South Korean investments, which have earned the North about $1 billion in foreign currency, are under scrutiny.

The main projects include a South Korean-financed industrial park and a South Korean tourist project in the North.

North Korea yesterday warned the South not to participate in the U.N. sanctions, calling it a “declaration of confrontation against its own people” and threatening to “take corresponding measures” if the South goes along.

The sanctions include a requirement to inspect cargo ships thought to be holding missile- and nuclear-related materials.

President Bush dismissed the North’s rhetoric.

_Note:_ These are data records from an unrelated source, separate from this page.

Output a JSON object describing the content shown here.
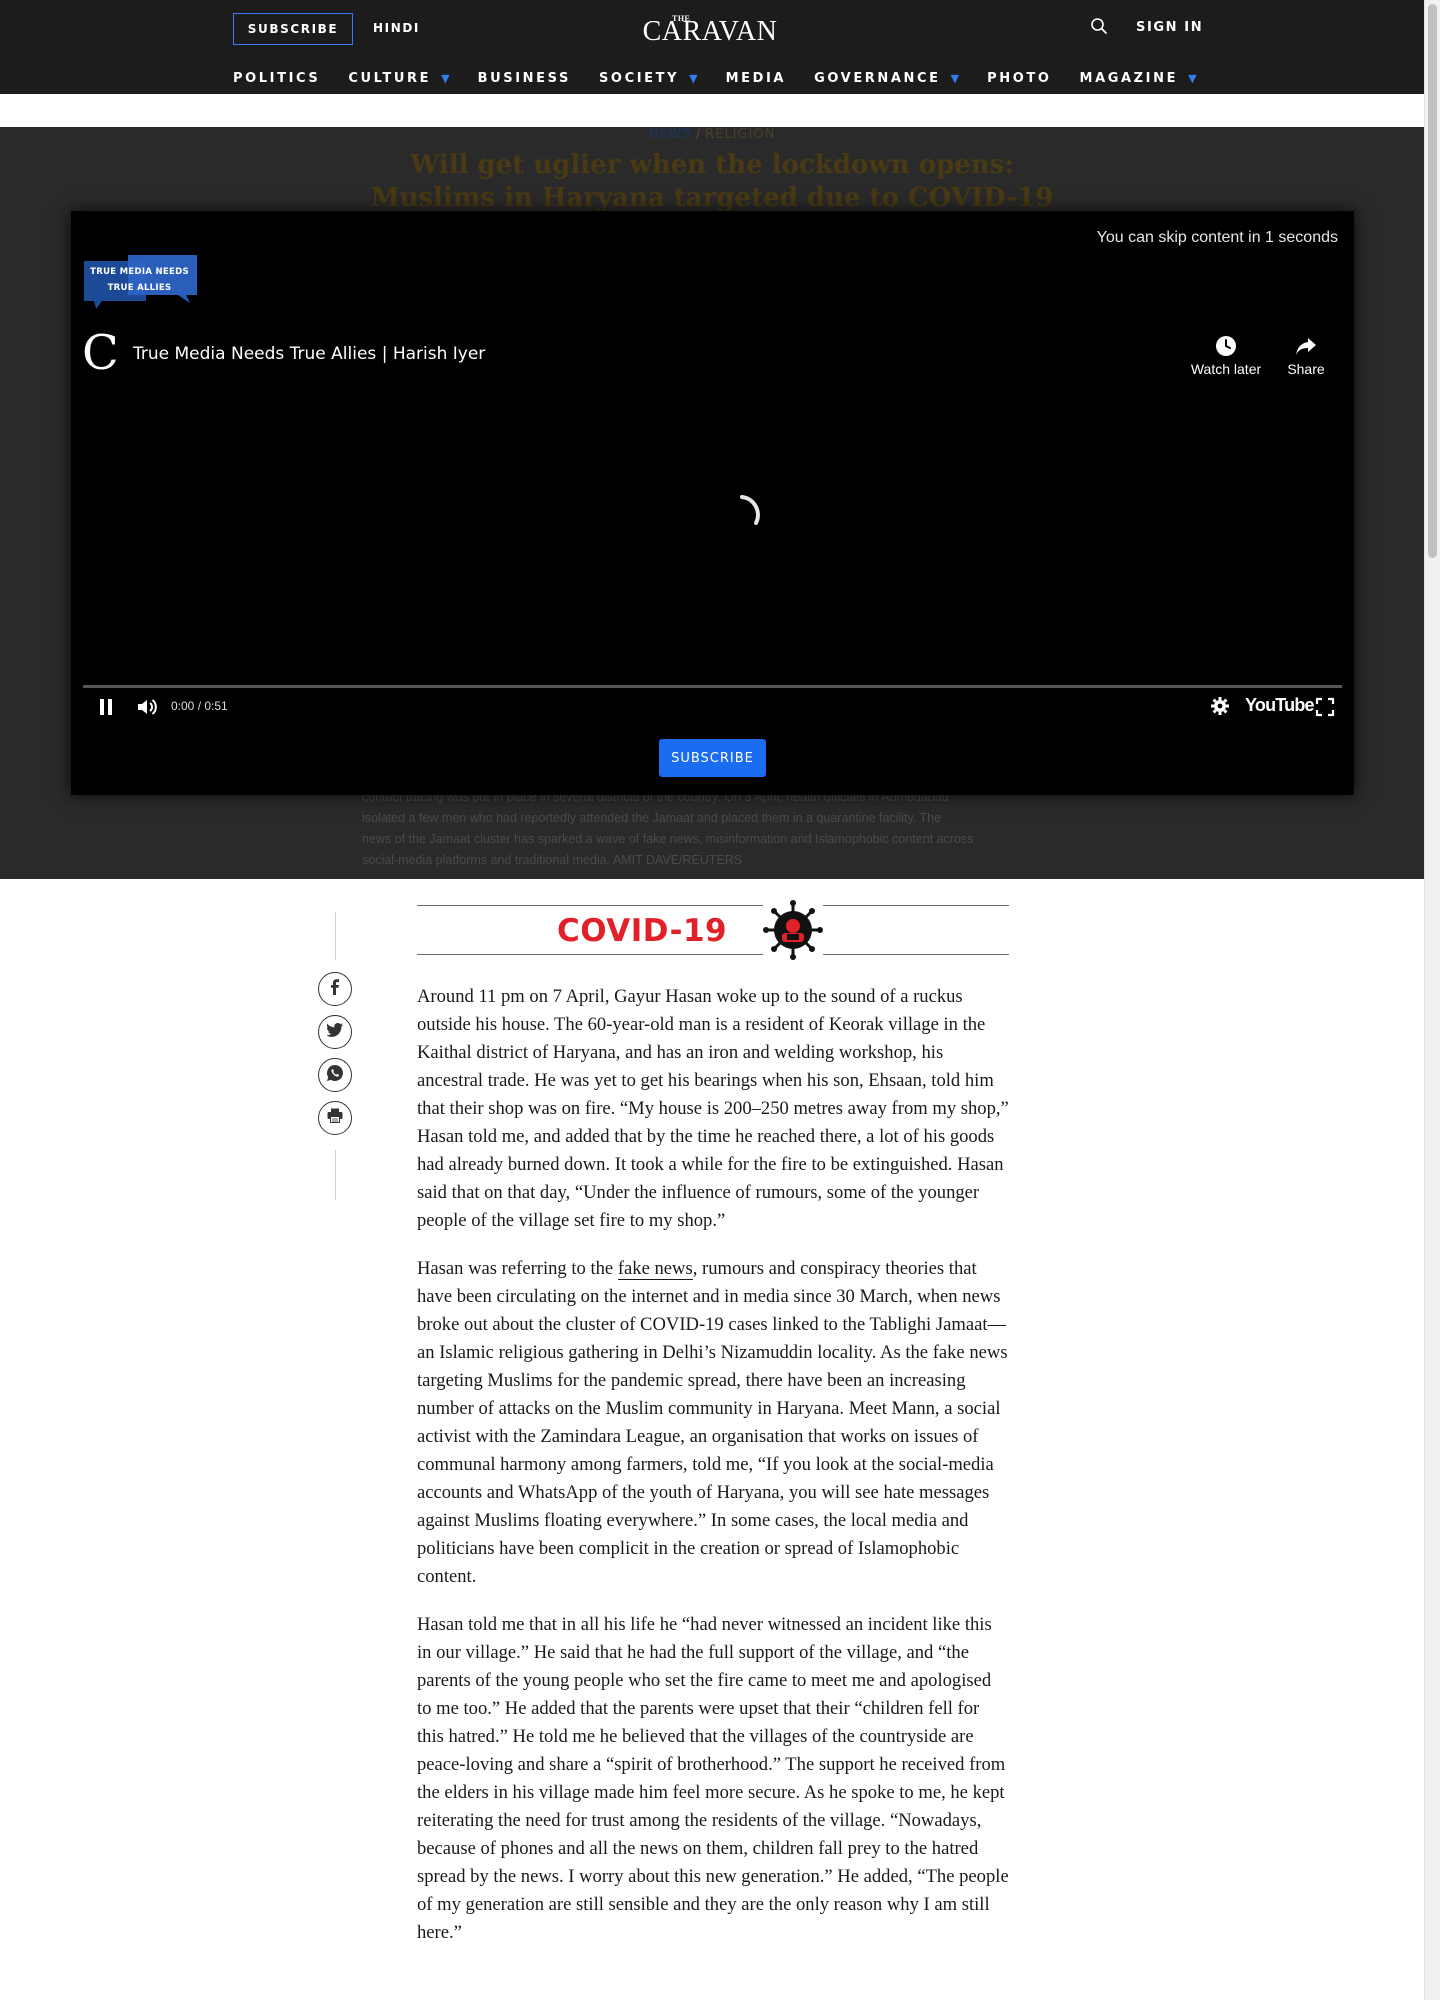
{
  "header": {
    "subscribe_label": "SUBSCRIBE",
    "hindi_label": "HINDI",
    "logo_small": "THE",
    "logo_main": "CARAVAN",
    "signin_label": "SIGN IN",
    "nav": [
      {
        "label": "POLITICS",
        "dropdown": false
      },
      {
        "label": "CULTURE",
        "dropdown": true
      },
      {
        "label": "BUSINESS",
        "dropdown": false
      },
      {
        "label": "SOCIETY",
        "dropdown": true
      },
      {
        "label": "MEDIA",
        "dropdown": false
      },
      {
        "label": "GOVERNANCE",
        "dropdown": true
      },
      {
        "label": "PHOTO",
        "dropdown": false
      },
      {
        "label": "MAGAZINE",
        "dropdown": true
      }
    ],
    "caret_glyph": "▼"
  },
  "article_head": {
    "breadcrumb_section": "NEWS",
    "breadcrumb_sep": "/",
    "breadcrumb_topic": "RELIGION",
    "headline": "Will get uglier when the lockdown opens: Muslims in Haryana targeted due to COVID-19 rumours",
    "caption_lines": [
      "contact tracing was put in place in several districts of the country. On 3 April, health officials in Ahmedabad",
      "isolated a few men who had reportedly attended the Jamaat and placed them in a quarantine facility. The",
      "news of the Jamaat cluster has sparked a wave of fake news, misinformation and Islamophobic content across"
    ],
    "caption_last": "social-media platforms and traditional media.",
    "caption_credit": "AMIT DAVE/REUTERS"
  },
  "player": {
    "skip_text": "You can skip content in 1 seconds",
    "badge_line1": "TRUE MEDIA NEEDS",
    "badge_line2": "TRUE ALLIES",
    "channel_letter": "C",
    "video_title": "True Media Needs True Allies | Harish Iyer",
    "watch_later_label": "Watch later",
    "share_label": "Share",
    "time": "0:00 / 0:51",
    "progress_fraction": 0,
    "youtube_label": "YouTube",
    "subscribe_label": "SUBSCRIBE"
  },
  "share_buttons": [
    {
      "name": "facebook-share-button",
      "icon": "facebook-icon"
    },
    {
      "name": "twitter-share-button",
      "icon": "twitter-icon"
    },
    {
      "name": "whatsapp-share-button",
      "icon": "whatsapp-icon"
    },
    {
      "name": "print-button",
      "icon": "print-icon"
    }
  ],
  "covid_banner": {
    "label": "COVID-19",
    "color": "#e1202a"
  },
  "body": {
    "p1": "Around 11 pm on 7 April, Gayur Hasan woke up to the sound of a ruckus outside his house. The 60-year-old man is a resident of Keorak village in the Kaithal district of Haryana, and has an iron and welding workshop, his ancestral trade. He was yet to get his bearings when his son, Ehsaan, told him that their shop was on fire. “My house is 200–250 metres away from my shop,” Hasan told me, and added that by the time he reached there, a lot of his goods had already burned down. It took a while for the fire to be extinguished. Hasan said that on that day, “Under the influence of rumours, some of the younger people of the village set fire to my shop.”",
    "p2_before": "Hasan was referring to the ",
    "p2_link": "fake news",
    "p2_after": ", rumours and conspiracy theories that have been circulating on the internet and in media since 30 March, when news broke out about the cluster of COVID-19 cases linked to the Tablighi Jamaat—an Islamic religious gathering in Delhi’s Nizamuddin locality. As the fake news targeting Muslims for the pandemic spread, there have been an increasing number of attacks on the Muslim community in Haryana. Meet Mann, a social activist with the Zamindara League, an organisation that works on issues of communal harmony among farmers, told me, “If you look at the social-media accounts and WhatsApp of the youth of Haryana, you will see hate messages against Muslims floating everywhere.” In some cases, the local media and politicians have been complicit in the creation or spread of Islamophobic content.",
    "p3": "Hasan told me that in all his life he “had never witnessed an incident like this in our village.” He said that he had the full support of the village, and “the parents of the young people who set the fire came to meet me and apologised to me too.” He added that the parents were upset that their “children fell for this hatred.” He told me he believed that the villages of the countryside are peace-loving and share a “spirit of brotherhood.” The support he received from the elders in his village made him feel more secure. As he spoke to me, he kept reiterating the need for trust among the residents of the village. “Nowadays, because of phones and all the news on them, children fall prey to the hatred spread by the news. I worry about this new generation.” He added, “The people of my generation are still sensible and they are the only reason why I am still here.”"
  },
  "colors": {
    "header_bg": "#1c1c1c",
    "accent_blue": "#2f7ff2",
    "player_subscribe": "#1a6cf0"
  }
}
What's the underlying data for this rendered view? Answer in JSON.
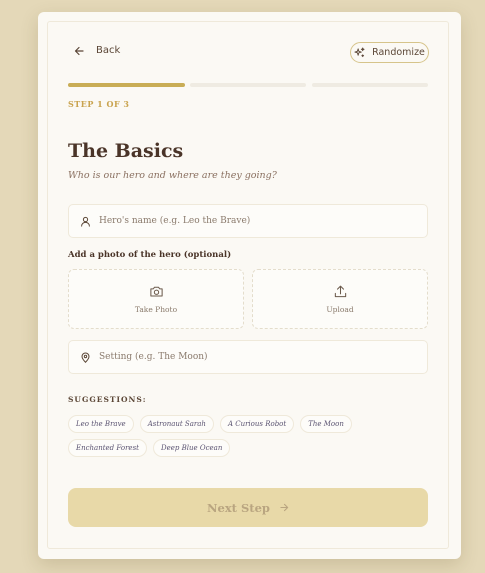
{
  "header": {
    "back_label": "Back",
    "randomize_label": "Randomize"
  },
  "progress": {
    "steps_total": 3,
    "current_step": 1,
    "step_label": "STEP 1 OF 3"
  },
  "main": {
    "title": "The Basics",
    "subtitle": "Who is our hero and where are they going?",
    "name_placeholder": "Hero's name (e.g. Leo the Brave)",
    "name_value": "",
    "photo_label": "Add a photo of the hero (optional)",
    "take_photo_label": "Take Photo",
    "upload_label": "Upload",
    "setting_placeholder": "Setting (e.g. The Moon)",
    "setting_value": ""
  },
  "suggestions": {
    "label": "SUGGESTIONS:",
    "items": [
      "Leo the Brave",
      "Astronaut Sarah",
      "A Curious Robot",
      "The Moon",
      "Enchanted Forest",
      "Deep Blue Ocean"
    ]
  },
  "footer": {
    "next_label": "Next Step"
  },
  "colors": {
    "accent": "#c9ad56",
    "background": "#e4d8b8",
    "card": "#fbf9f4",
    "next_disabled": "#e8d9a8",
    "heading": "#4a3428"
  },
  "icons": {
    "back": "arrow-left-icon",
    "randomize": "sparkles-icon",
    "name": "user-icon",
    "take_photo": "camera-icon",
    "upload": "upload-icon",
    "setting": "map-pin-icon",
    "next": "arrow-right-icon"
  }
}
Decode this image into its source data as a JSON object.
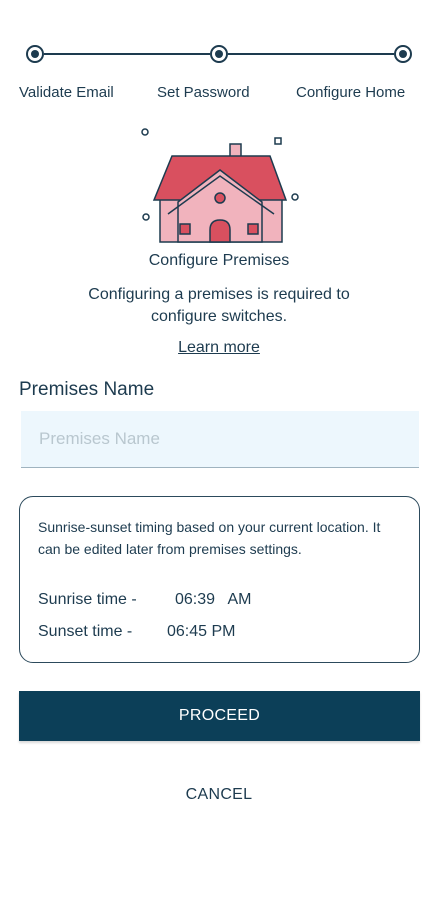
{
  "stepper": {
    "steps": [
      {
        "label": "Validate Email"
      },
      {
        "label": "Set Password"
      },
      {
        "label": "Configure Home"
      }
    ]
  },
  "header": {
    "title": "Configure Premises",
    "description": "Configuring a premises is required to configure switches.",
    "learn_more": "Learn more"
  },
  "premises_field": {
    "label": "Premises Name",
    "placeholder": "Premises Name",
    "value": ""
  },
  "timing_card": {
    "info": "Sunrise-sunset timing based on your current location. It can be edited later from premises settings.",
    "sunrise_label": "Sunrise time -",
    "sunrise_value": "06:39   AM",
    "sunset_label": "Sunset time -",
    "sunset_value": "06:45 PM"
  },
  "actions": {
    "proceed_label": "PROCEED",
    "cancel_label": "CANCEL"
  },
  "colors": {
    "primary": "#0c3f58",
    "text": "#1d3b4f",
    "input_bg": "#edf7fd",
    "roof": "#d9505f",
    "house_wall": "#f1b3bd"
  },
  "illustration": {
    "icon": "house-icon"
  }
}
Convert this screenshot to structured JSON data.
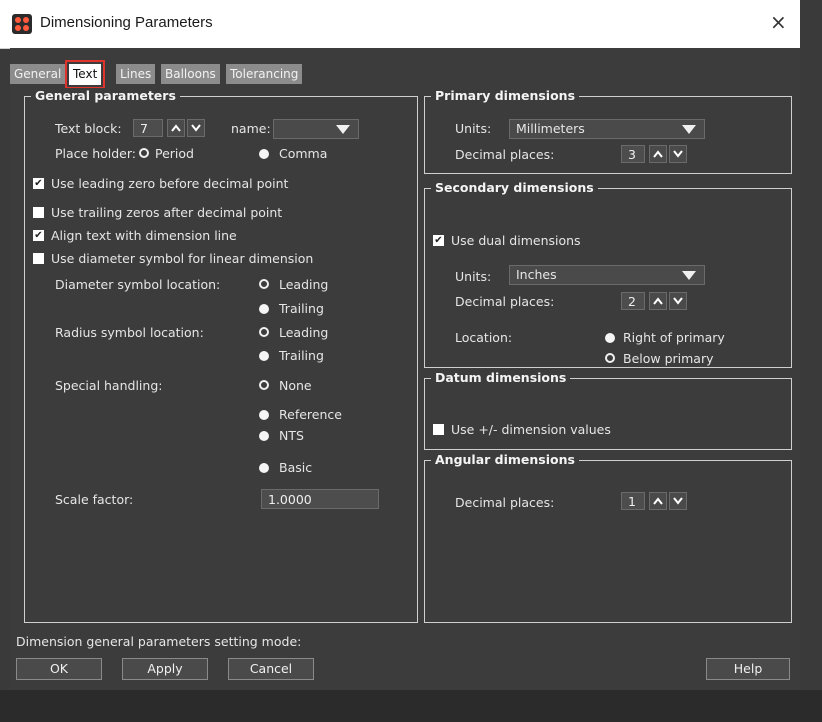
{
  "window": {
    "title": "Dimensioning Parameters",
    "close_label": "×"
  },
  "tabs": [
    "General",
    "Text",
    "Lines",
    "Balloons",
    "Tolerancing"
  ],
  "general": {
    "title": "General parameters",
    "text_block_label": "Text block:",
    "text_block_value": "7",
    "name_label": "name:",
    "name_value": "",
    "place_holder_label": "Place holder:",
    "period_label": "Period",
    "comma_label": "Comma",
    "leading_zero_label": "Use leading zero before decimal point",
    "trailing_zeros_label": "Use trailing zeros after decimal point",
    "align_text_label": "Align text with dimension line",
    "diameter_symbol_label": "Use diameter symbol for linear dimension",
    "diameter_location_label": "Diameter symbol location:",
    "radius_location_label": "Radius symbol location:",
    "leading_label": "Leading",
    "trailing_label": "Trailing",
    "special_handling_label": "Special handling:",
    "none_label": "None",
    "reference_label": "Reference",
    "nts_label": "NTS",
    "basic_label": "Basic",
    "scale_factor_label": "Scale factor:",
    "scale_factor_value": "1.0000"
  },
  "primary": {
    "title": "Primary dimensions",
    "units_label": "Units:",
    "units_value": "Millimeters",
    "decimal_label": "Decimal places:",
    "decimal_value": "3"
  },
  "secondary": {
    "title": "Secondary dimensions",
    "dual_label": "Use dual dimensions",
    "units_label": "Units:",
    "units_value": "Inches",
    "decimal_label": "Decimal places:",
    "decimal_value": "2",
    "location_label": "Location:",
    "right_label": "Right of primary",
    "below_label": "Below primary"
  },
  "datum": {
    "title": "Datum dimensions",
    "plusminus_label": "Use +/- dimension values"
  },
  "angular": {
    "title": "Angular dimensions",
    "decimal_label": "Decimal places:",
    "decimal_value": "1"
  },
  "status_text": "Dimension general parameters setting mode:",
  "buttons": {
    "ok": "OK",
    "apply": "Apply",
    "cancel": "Cancel",
    "help": "Help"
  },
  "check_mark": "✔"
}
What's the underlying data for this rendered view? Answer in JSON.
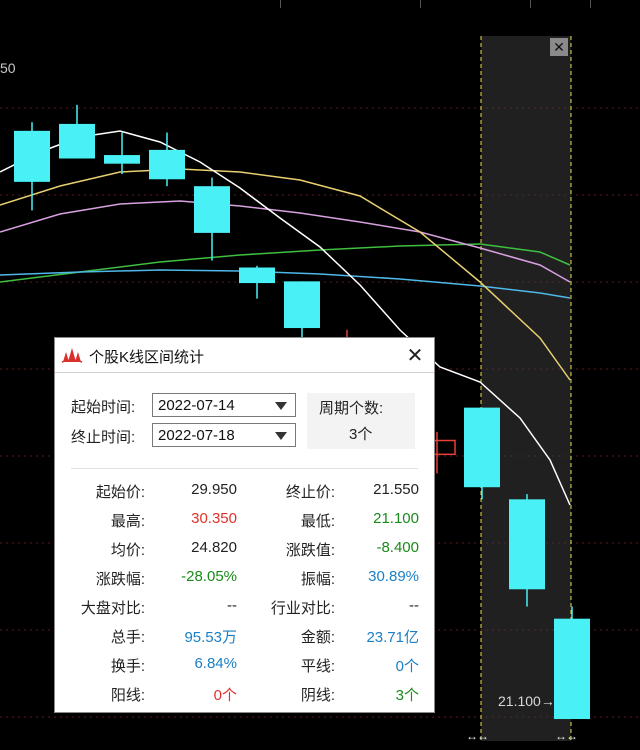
{
  "chart": {
    "price_label_left": "50",
    "last_price_tag": "21.100→",
    "candles": [
      {
        "o": 29.95,
        "c": 32.9,
        "h": 33.4,
        "l": 28.3,
        "color": "cyan"
      },
      {
        "o": 31.3,
        "c": 33.3,
        "h": 34.4,
        "l": 31.3,
        "color": "cyan"
      },
      {
        "o": 31.0,
        "c": 31.5,
        "h": 32.8,
        "l": 30.4,
        "color": "cyan"
      },
      {
        "o": 30.1,
        "c": 31.8,
        "h": 32.8,
        "l": 29.7,
        "color": "cyan"
      },
      {
        "o": 27.0,
        "c": 29.7,
        "h": 30.2,
        "l": 25.4,
        "color": "cyan"
      },
      {
        "o": 24.1,
        "c": 25.0,
        "h": 25.1,
        "l": 23.2,
        "color": "cyan"
      },
      {
        "o": 21.5,
        "c": 24.2,
        "h": 24.2,
        "l": 20.6,
        "color": "cyan"
      },
      {
        "o": 19.4,
        "c": 19.8,
        "h": 21.4,
        "l": 19.3,
        "color": "red"
      },
      {
        "o": 18.1,
        "c": 19.4,
        "h": 19.4,
        "l": 17.6,
        "color": "cyan"
      },
      {
        "o": 14.2,
        "c": 15.0,
        "h": 15.5,
        "l": 13.1,
        "color": "red"
      },
      {
        "o": 12.3,
        "c": 16.9,
        "h": 16.9,
        "l": 11.6,
        "color": "cyan"
      },
      {
        "o": 6.4,
        "c": 11.6,
        "h": 11.9,
        "l": 5.4,
        "color": "cyan"
      },
      {
        "o": -1.1,
        "c": 4.7,
        "h": 5.4,
        "l": -1.1,
        "color": "cyan"
      }
    ]
  },
  "dialog": {
    "title": "个股K线区间统计",
    "start_label": "起始时间:",
    "start_value": "2022-07-14",
    "end_label": "终止时间:",
    "end_value": "2022-07-18",
    "period_label": "周期个数:",
    "period_value": "3个",
    "rows": [
      {
        "k1": "起始价:",
        "v1": "29.950",
        "c1": "#222222",
        "k2": "终止价:",
        "v2": "21.550",
        "c2": "#222222"
      },
      {
        "k1": "最高:",
        "v1": "30.350",
        "c1": "#e0302a",
        "k2": "最低:",
        "v2": "21.100",
        "c2": "#1a8a1a"
      },
      {
        "k1": "均价:",
        "v1": "24.820",
        "c1": "#222222",
        "k2": "涨跌值:",
        "v2": "-8.400",
        "c2": "#1a8a1a"
      },
      {
        "k1": "涨跌幅:",
        "v1": "-28.05%",
        "c1": "#1a8a1a",
        "k2": "振幅:",
        "v2": "30.89%",
        "c2": "#1a7fc4"
      },
      {
        "k1": "大盘对比:",
        "v1": "--",
        "c1": "#222222",
        "k2": "行业对比:",
        "v2": "--",
        "c2": "#222222"
      },
      {
        "k1": "总手:",
        "v1": "95.53万",
        "c1": "#1a7fc4",
        "k2": "金额:",
        "v2": "23.71亿",
        "c2": "#1a7fc4"
      },
      {
        "k1": "换手:",
        "v1": "6.84%",
        "c1": "#1a7fc4",
        "k2": "平线:",
        "v2": "0个",
        "c2": "#1a7fc4"
      },
      {
        "k1": "阳线:",
        "v1": "0个",
        "c1": "#e0302a",
        "k2": "阴线:",
        "v2": "3个",
        "c2": "#1a8a1a"
      }
    ]
  }
}
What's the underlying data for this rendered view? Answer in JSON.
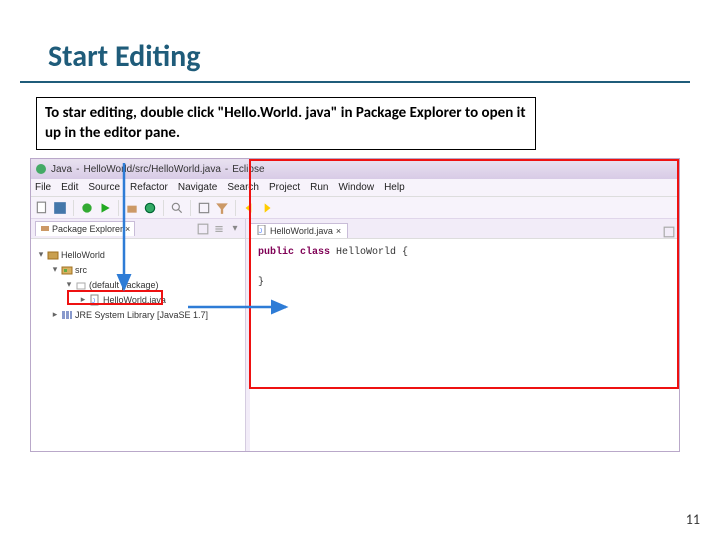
{
  "slide": {
    "title": "Start Editing",
    "instruction": "To star editing, double click \"Hello.World. java\" in Package Explorer to open it up in the editor pane.",
    "page_number": "11"
  },
  "ide": {
    "titlebar": {
      "perspective": "Java",
      "path": "HelloWorld/src/HelloWorld.java",
      "app": "Eclipse"
    },
    "menu": [
      "File",
      "Edit",
      "Source",
      "Refactor",
      "Navigate",
      "Search",
      "Project",
      "Run",
      "Window",
      "Help"
    ],
    "explorer": {
      "title": "Package Explorer",
      "project": "HelloWorld",
      "src": "src",
      "pkg": "(default package)",
      "file": "HelloWorld.java",
      "jre": "JRE System Library [JavaSE 1.7]"
    },
    "editor": {
      "tab": "HelloWorld.java",
      "code_line1_kw": "public class",
      "code_line1_rest": " HelloWorld {",
      "code_line2": "}"
    }
  }
}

“The leader of North Korea likes to threaten,” Mr. Bush told reporters in Washington, referring to the North’s Kim Jong-il.

Kim Myung-whai of the Institute of Korean Studies noted the shift in public opinion since the nuclear test.

“The engagement policy is not popular among people; many politicians and the public think it has to be changed,” he said.

Peter Beck, who heads the International Crisis Group’s Seoul office, said there is little evidence that South Korea’s government will change its policy toward the North.

“Government seems unwilling to link North-South cooperation with the broader goal of putting an end to North Korea’s nuclear arms,” Mr. Beck said.